Sind alle notwendigen Vorbereitungen getroffen, kann der Vogel abgeholt und mit dem Abtragen begonnen werden. Es ist davon auszugehen, daß ein Habicht - anders als ein Falke, der verhaubt sehr pflegeleicht im Auto bewegt werden kann - in einer geschlossenen Kiste zu seinem neuen Zuhause transportiert wird. Hierbei ist zu beachten, daß es sich dabei nicht um die Transportkiste handelt, mit der man den Vogel später ins Revier transportieren möchte. Dies nicht etwa, damit der Vogel keine schlechte Assoziation mit eben dieser herstellt, sondern weil die eigentliche Transportkiste eine Sitzstange enthalten wird. Unabgetragene oder wild gefangene Greifvögel aber sind grundsätzlich in einer Kiste ohne Stangen, sprich einer blanken Box zu transportieren; andernfalls ist das Verletzungsrisiko zu groß, und auch könnte die ein oder andere Feder verbinzen (Gesagtes über die Transportkiste gilt natürlich nicht, wenn man eine Kiste mit herausnehmbarer Stange hat).
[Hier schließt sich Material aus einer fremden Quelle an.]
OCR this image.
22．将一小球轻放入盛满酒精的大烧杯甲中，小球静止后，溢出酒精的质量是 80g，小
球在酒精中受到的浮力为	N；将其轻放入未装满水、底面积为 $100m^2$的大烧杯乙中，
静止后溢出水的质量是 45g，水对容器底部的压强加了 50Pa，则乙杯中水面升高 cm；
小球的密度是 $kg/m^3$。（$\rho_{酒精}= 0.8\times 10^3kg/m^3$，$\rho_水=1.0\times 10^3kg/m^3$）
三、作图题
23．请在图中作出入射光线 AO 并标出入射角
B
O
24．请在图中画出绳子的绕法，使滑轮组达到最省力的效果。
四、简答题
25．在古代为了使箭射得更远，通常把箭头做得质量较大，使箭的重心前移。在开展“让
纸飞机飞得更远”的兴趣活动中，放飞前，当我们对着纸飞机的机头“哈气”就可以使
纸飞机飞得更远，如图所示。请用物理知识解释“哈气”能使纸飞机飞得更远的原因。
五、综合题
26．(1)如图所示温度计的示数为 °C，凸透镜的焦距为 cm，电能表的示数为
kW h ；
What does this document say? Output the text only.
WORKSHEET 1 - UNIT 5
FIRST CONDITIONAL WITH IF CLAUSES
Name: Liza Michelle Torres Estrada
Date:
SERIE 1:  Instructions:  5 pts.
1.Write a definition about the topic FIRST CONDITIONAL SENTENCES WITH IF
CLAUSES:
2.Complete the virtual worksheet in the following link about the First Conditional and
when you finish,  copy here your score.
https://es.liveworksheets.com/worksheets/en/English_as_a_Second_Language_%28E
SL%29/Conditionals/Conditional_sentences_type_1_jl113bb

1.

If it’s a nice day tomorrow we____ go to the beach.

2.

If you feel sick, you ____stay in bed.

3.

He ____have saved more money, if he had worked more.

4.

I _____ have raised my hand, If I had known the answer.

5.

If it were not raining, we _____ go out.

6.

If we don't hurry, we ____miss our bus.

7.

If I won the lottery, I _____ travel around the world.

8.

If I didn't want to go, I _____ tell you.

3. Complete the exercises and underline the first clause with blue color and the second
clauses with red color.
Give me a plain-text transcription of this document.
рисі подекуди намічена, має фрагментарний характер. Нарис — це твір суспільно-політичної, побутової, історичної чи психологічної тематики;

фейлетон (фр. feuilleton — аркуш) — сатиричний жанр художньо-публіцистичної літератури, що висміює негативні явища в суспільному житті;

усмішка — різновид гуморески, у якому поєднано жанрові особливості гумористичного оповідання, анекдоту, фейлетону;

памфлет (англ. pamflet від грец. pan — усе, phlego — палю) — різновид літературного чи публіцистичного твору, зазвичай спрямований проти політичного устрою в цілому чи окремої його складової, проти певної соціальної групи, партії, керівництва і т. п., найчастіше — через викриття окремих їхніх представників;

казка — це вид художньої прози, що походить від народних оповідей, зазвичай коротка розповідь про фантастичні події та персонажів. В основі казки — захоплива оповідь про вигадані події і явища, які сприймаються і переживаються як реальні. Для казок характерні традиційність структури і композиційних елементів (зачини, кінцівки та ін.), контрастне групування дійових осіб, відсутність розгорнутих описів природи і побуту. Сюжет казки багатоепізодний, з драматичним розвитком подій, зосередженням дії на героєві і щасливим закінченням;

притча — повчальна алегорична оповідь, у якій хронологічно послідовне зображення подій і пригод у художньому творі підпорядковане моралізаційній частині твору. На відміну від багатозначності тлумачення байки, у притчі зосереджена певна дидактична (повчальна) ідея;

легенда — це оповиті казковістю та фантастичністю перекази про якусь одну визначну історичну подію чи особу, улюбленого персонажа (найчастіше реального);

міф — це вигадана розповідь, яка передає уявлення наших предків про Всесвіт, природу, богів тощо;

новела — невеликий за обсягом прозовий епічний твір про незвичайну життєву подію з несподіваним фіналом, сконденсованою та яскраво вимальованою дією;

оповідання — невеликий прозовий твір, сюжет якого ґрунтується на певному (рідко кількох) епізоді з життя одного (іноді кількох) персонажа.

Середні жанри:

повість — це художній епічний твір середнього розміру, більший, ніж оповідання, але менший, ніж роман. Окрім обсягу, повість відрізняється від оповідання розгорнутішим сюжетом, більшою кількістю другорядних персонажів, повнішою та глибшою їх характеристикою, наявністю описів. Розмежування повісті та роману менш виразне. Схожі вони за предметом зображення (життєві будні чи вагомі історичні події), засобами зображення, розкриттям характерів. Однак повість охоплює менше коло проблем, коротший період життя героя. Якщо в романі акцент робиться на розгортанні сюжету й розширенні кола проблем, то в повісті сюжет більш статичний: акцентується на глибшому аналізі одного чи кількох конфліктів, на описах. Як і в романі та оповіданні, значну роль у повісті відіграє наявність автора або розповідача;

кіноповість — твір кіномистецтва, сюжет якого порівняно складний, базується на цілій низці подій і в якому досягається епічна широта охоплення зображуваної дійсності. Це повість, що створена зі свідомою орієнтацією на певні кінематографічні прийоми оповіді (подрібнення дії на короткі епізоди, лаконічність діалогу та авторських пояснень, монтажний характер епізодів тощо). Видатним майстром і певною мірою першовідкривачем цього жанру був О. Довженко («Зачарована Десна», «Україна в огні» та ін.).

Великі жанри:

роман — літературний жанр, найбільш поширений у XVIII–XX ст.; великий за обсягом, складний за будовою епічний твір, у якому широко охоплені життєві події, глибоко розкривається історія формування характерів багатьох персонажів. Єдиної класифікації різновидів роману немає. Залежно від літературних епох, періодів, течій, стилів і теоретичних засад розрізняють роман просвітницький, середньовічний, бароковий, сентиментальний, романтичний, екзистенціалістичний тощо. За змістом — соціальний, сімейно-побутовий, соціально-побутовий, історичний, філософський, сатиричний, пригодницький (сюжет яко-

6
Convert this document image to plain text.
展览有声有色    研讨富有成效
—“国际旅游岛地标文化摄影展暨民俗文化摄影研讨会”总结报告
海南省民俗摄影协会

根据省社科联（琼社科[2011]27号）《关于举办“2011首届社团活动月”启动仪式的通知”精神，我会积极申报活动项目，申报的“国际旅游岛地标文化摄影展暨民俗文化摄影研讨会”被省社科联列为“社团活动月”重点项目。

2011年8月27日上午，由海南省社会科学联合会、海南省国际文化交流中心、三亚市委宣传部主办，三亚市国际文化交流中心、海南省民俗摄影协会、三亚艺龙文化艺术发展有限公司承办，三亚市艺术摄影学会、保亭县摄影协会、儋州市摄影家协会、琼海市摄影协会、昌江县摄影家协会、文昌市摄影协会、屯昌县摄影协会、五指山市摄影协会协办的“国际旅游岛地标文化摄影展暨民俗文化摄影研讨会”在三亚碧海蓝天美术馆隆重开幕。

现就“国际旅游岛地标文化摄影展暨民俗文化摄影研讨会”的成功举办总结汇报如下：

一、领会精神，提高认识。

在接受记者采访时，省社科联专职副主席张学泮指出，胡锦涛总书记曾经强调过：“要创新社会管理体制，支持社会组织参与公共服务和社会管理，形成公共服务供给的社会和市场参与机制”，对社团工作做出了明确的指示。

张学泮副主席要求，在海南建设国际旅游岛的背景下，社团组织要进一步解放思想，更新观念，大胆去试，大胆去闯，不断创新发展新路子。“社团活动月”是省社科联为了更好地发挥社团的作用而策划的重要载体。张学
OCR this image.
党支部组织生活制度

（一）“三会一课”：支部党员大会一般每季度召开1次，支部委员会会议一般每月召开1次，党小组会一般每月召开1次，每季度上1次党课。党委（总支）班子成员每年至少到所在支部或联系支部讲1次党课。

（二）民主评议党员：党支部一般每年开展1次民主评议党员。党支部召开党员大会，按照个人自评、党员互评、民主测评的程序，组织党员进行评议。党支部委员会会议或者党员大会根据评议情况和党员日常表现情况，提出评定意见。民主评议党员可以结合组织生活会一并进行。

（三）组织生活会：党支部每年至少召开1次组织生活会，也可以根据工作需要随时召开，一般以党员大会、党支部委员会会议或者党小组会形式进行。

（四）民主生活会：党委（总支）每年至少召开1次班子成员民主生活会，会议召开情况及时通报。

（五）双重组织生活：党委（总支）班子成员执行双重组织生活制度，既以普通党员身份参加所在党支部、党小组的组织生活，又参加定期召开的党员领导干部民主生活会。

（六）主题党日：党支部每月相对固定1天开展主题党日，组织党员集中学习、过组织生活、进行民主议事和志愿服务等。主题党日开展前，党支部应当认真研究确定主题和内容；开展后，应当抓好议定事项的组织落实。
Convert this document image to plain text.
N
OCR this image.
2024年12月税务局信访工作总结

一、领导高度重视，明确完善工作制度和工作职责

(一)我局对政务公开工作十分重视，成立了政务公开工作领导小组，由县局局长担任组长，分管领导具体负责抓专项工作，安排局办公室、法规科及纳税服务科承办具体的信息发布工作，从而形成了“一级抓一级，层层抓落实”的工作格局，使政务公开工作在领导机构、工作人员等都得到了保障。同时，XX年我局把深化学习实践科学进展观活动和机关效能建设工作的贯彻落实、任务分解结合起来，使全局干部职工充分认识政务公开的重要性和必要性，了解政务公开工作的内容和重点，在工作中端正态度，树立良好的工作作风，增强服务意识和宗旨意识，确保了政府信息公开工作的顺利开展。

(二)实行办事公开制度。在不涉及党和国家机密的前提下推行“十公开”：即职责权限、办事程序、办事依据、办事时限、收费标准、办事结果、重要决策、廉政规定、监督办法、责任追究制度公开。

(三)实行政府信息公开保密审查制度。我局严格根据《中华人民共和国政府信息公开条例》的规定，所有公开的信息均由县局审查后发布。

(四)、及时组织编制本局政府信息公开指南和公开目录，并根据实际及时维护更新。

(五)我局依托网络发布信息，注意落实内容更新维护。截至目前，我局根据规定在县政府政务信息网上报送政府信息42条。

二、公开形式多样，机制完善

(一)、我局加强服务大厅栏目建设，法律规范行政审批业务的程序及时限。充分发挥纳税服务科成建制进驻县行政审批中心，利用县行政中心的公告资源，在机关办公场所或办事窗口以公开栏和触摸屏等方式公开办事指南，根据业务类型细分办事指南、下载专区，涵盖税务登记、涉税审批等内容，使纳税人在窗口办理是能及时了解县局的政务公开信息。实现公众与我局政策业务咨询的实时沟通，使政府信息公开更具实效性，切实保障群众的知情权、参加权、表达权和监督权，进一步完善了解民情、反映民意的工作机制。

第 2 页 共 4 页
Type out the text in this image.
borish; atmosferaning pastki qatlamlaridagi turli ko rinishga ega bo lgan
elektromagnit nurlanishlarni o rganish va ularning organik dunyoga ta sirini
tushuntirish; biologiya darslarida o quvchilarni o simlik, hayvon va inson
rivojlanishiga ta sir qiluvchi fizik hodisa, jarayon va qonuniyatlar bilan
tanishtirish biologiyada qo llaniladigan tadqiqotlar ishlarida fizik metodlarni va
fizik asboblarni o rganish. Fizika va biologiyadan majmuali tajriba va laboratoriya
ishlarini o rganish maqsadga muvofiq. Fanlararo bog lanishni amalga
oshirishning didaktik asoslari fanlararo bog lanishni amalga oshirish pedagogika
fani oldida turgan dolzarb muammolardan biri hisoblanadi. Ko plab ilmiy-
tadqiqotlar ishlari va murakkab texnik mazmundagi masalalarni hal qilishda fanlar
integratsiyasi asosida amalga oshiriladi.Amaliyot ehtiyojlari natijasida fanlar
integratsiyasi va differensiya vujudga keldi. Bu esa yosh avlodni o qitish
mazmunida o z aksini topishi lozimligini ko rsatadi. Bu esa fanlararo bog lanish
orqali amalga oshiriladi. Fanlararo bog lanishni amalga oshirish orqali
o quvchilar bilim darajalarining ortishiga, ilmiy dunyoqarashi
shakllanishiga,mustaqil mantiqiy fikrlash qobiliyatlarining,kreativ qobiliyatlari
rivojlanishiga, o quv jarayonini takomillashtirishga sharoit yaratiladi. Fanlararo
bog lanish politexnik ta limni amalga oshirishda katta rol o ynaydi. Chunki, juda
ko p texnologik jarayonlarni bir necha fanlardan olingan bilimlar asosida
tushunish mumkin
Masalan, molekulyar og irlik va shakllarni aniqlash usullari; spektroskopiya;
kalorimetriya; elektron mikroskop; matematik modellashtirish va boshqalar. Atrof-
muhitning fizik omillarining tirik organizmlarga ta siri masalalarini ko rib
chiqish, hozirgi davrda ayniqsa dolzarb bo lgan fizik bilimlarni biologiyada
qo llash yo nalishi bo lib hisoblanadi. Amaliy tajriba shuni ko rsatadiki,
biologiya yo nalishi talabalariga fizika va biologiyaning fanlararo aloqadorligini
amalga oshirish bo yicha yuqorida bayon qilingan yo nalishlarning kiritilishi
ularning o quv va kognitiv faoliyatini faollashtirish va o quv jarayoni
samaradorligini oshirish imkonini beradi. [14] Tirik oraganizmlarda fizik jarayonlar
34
Idealerweise holt man den Vogel gegen Abend beim Züchter ab. Zuhause eingetroffen, verbringt man die Kiste in einen völlig abgedunkelten Raum. Hier öffnet man sie vorsichtig und wickelt den Vogel im Schein einer Stirnlampe in ein Handtuch ein. Die nun folgende, für den Vogel streßbringende Prozedur, nämlich das Anlegen neuer Aylmeri-Manschetten, von zwei Bells und der Messingmanschette für die Sendermontage - falls man den Sender später am Stoß befestigen möchte - ist unumgänglich. Wenn sie gleichfalls nicht zu unserer eigenen Routine gehört, dann deshalb, weil wir die Manschetten bereits dem 4 Wochen alten Nestling im Kunsthorst anlegen, wobei keine Zwangsmaßnahmen nötig sind.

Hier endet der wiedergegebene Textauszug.